University of Wisconsin–Madison

The Grande Amazon Finale

I just got back from my final South American adventure, and it was the most unique experience of them all— a trek into the Amazon rainforest. I came out with a higher tolerance for cockroaches, at least 30 small bug bites in various places, and a need to return home at last!

Me and the two other CFHI students had the awesome opportunity to live with a Shuar community located about a 5-hour hike into the jungle. First, there was the hike. Due to constant rain, the trail is basically a soupy, muddy mess. Sometimes the mud looks dry and actually is half-boot deep, sometimes it looks like mud but is a rock, and sometimes a dangerous-looking leaf puddle is only a centimeter deep. With an increasingly heavy and uneven backpack on my back I stumbled up and down the trail, led by our guide and host, Gustavo, who hacked away at the encroaching rainforest with practiced ease. He walks the trail once a week to go visit his older children who live near the highway, attending high school. He is also the person who helped build the trail.

After a final river crossing in daisy-chain style, we arrived into a clearing, the sun and a blue sky greeting us. “Ya llegamos!” were the best words I had heard in a while. Uwinjit, the name of the place, is not so much a community but a large family. Shuar traditionally have more than one wife (although Gustavo only chose to have one) and many, many children. The children, cousins, and other relatives usually just build their own house nearby. There were about five buildings, and a little ways off two school buildings. The older daughter, who is 16, teaches classes to her siblings a couple hours everyday, and when they are old enough for high school they can choose to move to Pitirishka, which is a Shuar community located on the highway to Puyo.

Gustavo has 10 children. They all sleep in one large wooden building, made with slats that keep it off the usually damp ground and a woven palm frond roof, which works remarkably well to keep the building dry. The building complex is surrounded by cultivated plants, and nearby is the river where laundry and bathing is done.

We slept in our own building in sleeping bags on the floor, covered in mosquito nets. Unfortunately I somehow still got bit by various unidentifiable insects, and it took some getting used to when the cockroaches would come out each night once the lights were out! The first night I barely slept at all. We encountered a few poisonous spiders and were told to wear boots in case of snakes. Aside from the pesky insects, we saw beautiful spiders and butterflies, and the mosquitos weren’t much worse than summer in Wisconsin.

Our first day we visited a sacred waterfall, a place that is very important to spiritual life in Shuar culture. When there is a big decision in an individual’s life, they decide to ask guidance of the waterfall. They fast for one day and take a medicinal plant called malicua that will bring visions, and then they camp near the waterfall until the vision arrives. For example, Gustavo learned that he was going to have one wife and ten children during one of his visions. Then, once the message is received, they return to their family.

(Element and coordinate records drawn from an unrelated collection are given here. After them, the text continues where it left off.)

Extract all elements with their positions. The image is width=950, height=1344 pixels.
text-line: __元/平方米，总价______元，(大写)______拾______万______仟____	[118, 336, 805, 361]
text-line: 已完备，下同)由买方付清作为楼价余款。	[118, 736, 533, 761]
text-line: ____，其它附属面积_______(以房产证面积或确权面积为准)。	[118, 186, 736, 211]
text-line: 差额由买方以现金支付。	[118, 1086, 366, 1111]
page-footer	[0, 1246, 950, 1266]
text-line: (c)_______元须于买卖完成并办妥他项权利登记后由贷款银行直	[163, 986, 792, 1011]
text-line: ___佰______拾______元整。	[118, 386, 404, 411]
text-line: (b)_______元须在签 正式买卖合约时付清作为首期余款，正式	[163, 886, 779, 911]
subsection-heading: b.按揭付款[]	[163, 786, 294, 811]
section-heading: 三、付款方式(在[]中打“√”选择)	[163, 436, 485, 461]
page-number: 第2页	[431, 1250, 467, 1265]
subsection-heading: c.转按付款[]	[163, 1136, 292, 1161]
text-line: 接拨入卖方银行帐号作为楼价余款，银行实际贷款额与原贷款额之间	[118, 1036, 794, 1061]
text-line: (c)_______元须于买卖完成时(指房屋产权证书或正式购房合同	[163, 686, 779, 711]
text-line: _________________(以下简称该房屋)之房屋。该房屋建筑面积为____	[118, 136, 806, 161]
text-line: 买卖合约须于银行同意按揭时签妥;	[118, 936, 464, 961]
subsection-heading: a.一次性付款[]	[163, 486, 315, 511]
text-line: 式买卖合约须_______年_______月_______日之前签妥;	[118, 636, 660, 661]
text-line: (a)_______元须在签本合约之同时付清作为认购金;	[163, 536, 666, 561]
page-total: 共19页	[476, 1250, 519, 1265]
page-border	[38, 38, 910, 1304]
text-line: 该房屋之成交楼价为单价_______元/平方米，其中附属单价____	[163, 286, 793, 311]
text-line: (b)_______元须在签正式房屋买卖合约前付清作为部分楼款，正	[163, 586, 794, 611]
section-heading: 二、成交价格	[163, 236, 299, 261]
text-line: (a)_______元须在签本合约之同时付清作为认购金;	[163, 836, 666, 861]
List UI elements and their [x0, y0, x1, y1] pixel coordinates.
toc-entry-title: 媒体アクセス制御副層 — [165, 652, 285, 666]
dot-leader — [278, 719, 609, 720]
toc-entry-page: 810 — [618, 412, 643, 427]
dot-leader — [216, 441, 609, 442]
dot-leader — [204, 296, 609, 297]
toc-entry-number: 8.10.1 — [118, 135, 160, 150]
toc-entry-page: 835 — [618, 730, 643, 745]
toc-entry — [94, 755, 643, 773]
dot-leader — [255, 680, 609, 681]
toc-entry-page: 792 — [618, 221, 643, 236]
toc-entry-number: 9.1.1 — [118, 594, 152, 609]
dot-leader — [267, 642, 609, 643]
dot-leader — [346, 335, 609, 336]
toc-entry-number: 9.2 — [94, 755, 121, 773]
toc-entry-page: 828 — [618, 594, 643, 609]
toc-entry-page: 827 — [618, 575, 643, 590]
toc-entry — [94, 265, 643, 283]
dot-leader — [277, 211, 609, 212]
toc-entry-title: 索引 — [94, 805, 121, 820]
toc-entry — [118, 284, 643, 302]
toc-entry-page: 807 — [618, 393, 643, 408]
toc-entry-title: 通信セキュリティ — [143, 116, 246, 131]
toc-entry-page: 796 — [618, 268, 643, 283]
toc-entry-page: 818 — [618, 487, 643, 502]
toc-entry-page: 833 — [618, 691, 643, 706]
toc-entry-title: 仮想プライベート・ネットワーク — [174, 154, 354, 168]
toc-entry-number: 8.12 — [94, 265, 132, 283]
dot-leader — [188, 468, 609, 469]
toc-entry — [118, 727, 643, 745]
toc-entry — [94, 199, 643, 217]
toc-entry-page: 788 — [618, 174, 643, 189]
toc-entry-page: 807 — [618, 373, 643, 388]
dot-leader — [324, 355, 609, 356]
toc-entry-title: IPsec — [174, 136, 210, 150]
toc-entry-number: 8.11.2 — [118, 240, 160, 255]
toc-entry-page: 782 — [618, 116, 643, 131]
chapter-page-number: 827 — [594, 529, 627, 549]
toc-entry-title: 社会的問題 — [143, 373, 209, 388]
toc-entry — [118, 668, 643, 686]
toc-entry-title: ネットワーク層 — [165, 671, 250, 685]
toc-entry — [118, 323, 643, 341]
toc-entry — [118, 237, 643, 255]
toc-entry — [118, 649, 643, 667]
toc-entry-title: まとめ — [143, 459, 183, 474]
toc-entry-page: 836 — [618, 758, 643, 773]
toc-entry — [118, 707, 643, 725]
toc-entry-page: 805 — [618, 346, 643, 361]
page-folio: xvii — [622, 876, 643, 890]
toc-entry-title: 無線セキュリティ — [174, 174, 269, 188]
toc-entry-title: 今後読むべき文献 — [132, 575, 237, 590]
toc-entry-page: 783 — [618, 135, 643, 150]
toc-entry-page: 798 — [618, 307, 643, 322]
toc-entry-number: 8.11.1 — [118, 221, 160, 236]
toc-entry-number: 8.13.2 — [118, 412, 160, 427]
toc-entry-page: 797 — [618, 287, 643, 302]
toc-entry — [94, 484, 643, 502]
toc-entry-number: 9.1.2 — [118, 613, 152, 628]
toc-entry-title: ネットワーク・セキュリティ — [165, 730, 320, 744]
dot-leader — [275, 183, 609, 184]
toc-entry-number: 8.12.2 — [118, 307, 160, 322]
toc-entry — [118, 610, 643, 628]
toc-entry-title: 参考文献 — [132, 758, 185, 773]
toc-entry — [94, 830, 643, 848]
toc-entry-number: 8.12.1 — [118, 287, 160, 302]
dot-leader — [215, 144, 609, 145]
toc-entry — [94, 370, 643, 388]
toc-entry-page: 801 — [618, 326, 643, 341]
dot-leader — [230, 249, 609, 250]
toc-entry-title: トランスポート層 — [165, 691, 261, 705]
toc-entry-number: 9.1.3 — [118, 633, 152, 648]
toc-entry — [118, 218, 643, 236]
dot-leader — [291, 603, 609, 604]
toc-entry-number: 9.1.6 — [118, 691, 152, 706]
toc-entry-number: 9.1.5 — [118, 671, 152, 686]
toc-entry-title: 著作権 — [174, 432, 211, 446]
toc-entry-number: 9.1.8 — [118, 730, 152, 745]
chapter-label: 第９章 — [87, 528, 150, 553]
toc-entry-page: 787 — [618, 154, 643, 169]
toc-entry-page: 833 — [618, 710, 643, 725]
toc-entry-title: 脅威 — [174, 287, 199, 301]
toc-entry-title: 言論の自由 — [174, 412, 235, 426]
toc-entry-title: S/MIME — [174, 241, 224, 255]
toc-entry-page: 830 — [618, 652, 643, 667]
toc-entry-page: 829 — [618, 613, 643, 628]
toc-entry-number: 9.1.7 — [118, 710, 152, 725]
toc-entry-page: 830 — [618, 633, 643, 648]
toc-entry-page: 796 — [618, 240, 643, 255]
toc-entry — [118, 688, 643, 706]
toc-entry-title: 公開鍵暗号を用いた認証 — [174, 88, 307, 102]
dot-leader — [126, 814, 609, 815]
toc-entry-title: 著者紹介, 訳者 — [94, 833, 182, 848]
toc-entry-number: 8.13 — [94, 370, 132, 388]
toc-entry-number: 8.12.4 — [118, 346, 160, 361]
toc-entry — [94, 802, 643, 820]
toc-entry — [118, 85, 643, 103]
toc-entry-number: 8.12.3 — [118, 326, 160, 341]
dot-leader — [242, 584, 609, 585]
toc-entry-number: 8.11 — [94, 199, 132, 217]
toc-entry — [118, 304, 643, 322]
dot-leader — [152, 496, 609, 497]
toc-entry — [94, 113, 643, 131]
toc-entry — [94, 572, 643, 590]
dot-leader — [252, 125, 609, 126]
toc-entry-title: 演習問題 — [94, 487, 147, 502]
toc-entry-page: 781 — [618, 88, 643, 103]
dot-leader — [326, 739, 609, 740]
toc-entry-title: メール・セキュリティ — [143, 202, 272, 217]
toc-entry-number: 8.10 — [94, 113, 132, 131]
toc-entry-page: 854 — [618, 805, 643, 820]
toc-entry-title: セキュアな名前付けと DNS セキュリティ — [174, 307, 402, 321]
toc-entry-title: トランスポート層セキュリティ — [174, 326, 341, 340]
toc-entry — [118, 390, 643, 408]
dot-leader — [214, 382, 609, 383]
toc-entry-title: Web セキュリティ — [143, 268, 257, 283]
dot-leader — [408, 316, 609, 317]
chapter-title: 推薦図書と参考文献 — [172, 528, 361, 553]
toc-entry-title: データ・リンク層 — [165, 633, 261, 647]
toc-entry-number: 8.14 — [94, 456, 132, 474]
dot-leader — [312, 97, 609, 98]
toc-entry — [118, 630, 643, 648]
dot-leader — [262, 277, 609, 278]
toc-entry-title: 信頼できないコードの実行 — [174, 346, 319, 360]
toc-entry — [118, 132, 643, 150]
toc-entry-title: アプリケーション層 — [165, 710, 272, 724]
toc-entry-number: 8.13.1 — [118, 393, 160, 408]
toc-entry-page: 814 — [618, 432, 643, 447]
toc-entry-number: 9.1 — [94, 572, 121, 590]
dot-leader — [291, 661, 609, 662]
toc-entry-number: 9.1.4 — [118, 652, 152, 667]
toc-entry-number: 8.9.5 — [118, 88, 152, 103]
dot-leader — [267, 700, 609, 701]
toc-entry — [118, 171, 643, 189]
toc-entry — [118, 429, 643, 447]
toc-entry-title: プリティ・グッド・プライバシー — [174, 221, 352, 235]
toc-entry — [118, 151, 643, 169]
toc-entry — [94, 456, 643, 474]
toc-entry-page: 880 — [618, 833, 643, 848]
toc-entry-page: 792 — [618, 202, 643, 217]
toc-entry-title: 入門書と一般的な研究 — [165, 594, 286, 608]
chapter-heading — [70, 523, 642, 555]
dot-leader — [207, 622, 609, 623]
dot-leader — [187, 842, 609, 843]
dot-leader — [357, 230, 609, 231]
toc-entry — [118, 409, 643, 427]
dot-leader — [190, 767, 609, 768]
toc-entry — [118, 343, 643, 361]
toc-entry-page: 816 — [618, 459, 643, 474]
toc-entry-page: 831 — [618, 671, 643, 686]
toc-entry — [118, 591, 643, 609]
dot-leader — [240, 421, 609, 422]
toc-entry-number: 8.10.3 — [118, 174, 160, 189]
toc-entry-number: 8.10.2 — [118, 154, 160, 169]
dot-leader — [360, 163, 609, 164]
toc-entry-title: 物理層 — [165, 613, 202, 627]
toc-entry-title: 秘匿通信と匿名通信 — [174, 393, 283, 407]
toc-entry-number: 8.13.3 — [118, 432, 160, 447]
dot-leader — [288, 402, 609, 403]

We ate the typical food, consisting of almost all starch—potato, yucca, and plantain, with the occasional can of tuna or flavorful plants mixed in. We tried a few Amazon fruits, such as the guava (not the one we know), a long tube-shaped fruit that has furry white fruit with a big seed in the middle, or the Ungurahua nut, which tastes kind of like macadamia but is just a thin layer of paste in between a hard shell and a seed. We also tried chicha, the traditional drink. It is yucca that is typically chewed by the woman of the family, giving each person’s yucca a different flavor…we tried chicha that was smashed by hand.

We also learned how to make a fish trap, played with the children, made plantain tamales, and learned about medicinal plants. Gustavo was very interested in what we think about traditional medicine. For him and his family, they will first use traditional methods of healing and then if that does not work travel to the clinic in Pitirishka.

Though it was difficult at times because of the different environment, I learned so much during my time in Uwinjit. The jungle is a beautiful place that is so full of life, and it is amazing how life is so simple for them. Day to day life is just concerned with upkeeping the house and feeding mouths. Gustavo and his family sell crafts and plantains in Puyo in order to buy things like clothing, candles, and sugar. Other than this they are completely self-sufficient.

One more day in Quito and I fly home! I am full of so many good memories and new perspectives! But I just can’t eat more rice or potatoes…

PS: the photos attached are not actually of my time in the jungle as my camera has stopped connecting to my computer. They are some photos from Quito last month.